For decades, gun manufacturers, and even some startups, have tried to figure out how to create a smart gun — one that could only be fired by the gun’s owner and could be activated by a fingerprint or a radio signal sent from the weapon to a wristband. 

Gun researchers call these personalized guns, but so far, the technology hasn’t gone anywhere. I spoke with Cassandra Crifasi, deputy director of the Johns Hopkins Center for Gun Policy and Research, and asked her what the barriers are. The following is an edited transcript of our conversation.

Cassandra Crifasi: There are two main concerns, I think, that are driving down the potential market for personalized guns. Those are cost and concerns about the technology. I think one of the challenges we’re trying to weigh is that over the last several decades, we’ve had changes in the reasons people own firearms. Forty years ago, the ownership was predominantly for hunting; now, the predominant reason for gun ownership is self-defense against other people. If you’re concerned about having a firearm, to defend yourself in that situation, then making sure the technology would work when you want to be able to use it could be a significant issue.

Molly Wood: When you look at the overall numbers of gun deaths, how many of those could potentially be prevented by personalized guns?

Crifasi: We’re looking mostly at injuries among individuals who wouldn’t be able to purchase firearms — teen suicide by firearm, unintentional injuries and unintentional deaths by firearm among children. Also the potential benefit to drive down homicide by reducing the ability to use a firearm that is personalized if it was stolen. When you look at the burden of firearm deaths and the potential benefit, it’s hard to make a really strong case that having personalized guns is going to drastically drive down our burden of gun violence in this country.

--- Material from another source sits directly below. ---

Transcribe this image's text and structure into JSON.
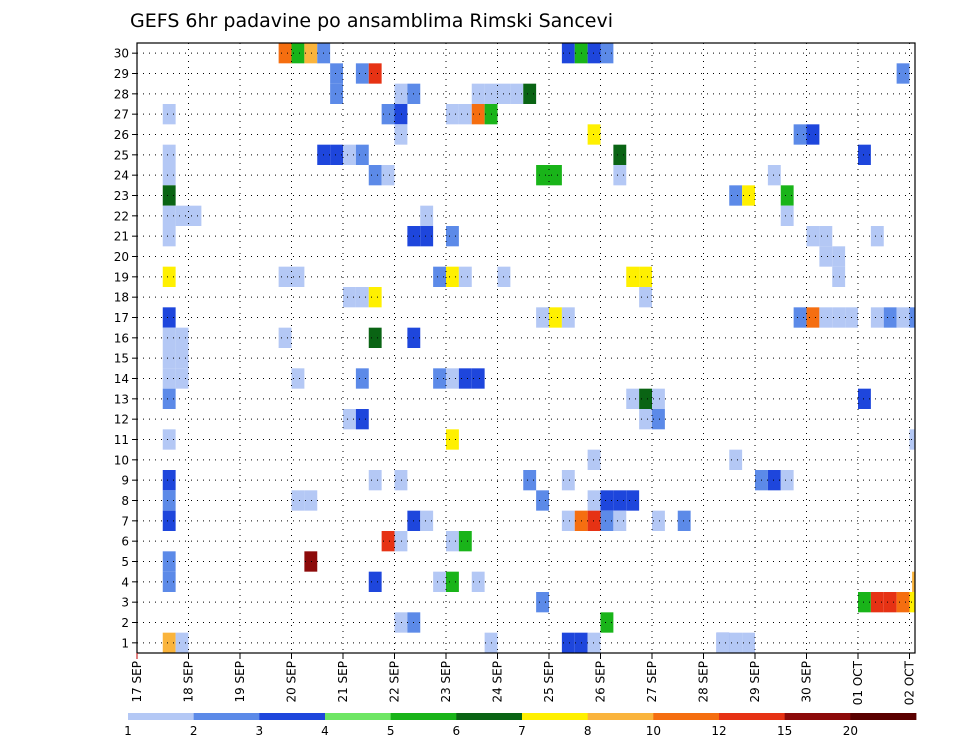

Wood: Where would you like to see investment in research go?

Crifasi: I think that we could do a lot more to understand whose firearms are being used in suicide. Even though firearm suicide is the leading cause of firearm death, we have very little information on where those guns come from, when they were acquired, how they were stored in the home. I think that we could do a lot to improve our ability to respond to and prevent suicide if we could get some better data to understand some of these precipitating factors.

Related links: More insight from Molly Wood

There’s a fascinating story in Bloomberg Businessweek from earlier this year about the long history of attempts to create so-called smart, or personalized, guns. It included this whole tale about a 2002 law in New Jersey that said that as soon as smart guns were sold anywhere in the United States, New Jersey’s gun retailers could then only sell smart guns within three years. No more dumb guns in New Jersey.

That, of course, caused a National Rifle Association freak-out and death threats against a Maryland retailer who did want to sell personalized guns in 2014. That set the entire effort back even more, and over the years no one has quite created a smart gun where the tech works perfectly in all situations.

The Bloomberg story also included a lot of details about how the tech industry had tried to find and fund smart gun startups, but also shied away from the industry for fear that it could lead to increased gun ownership.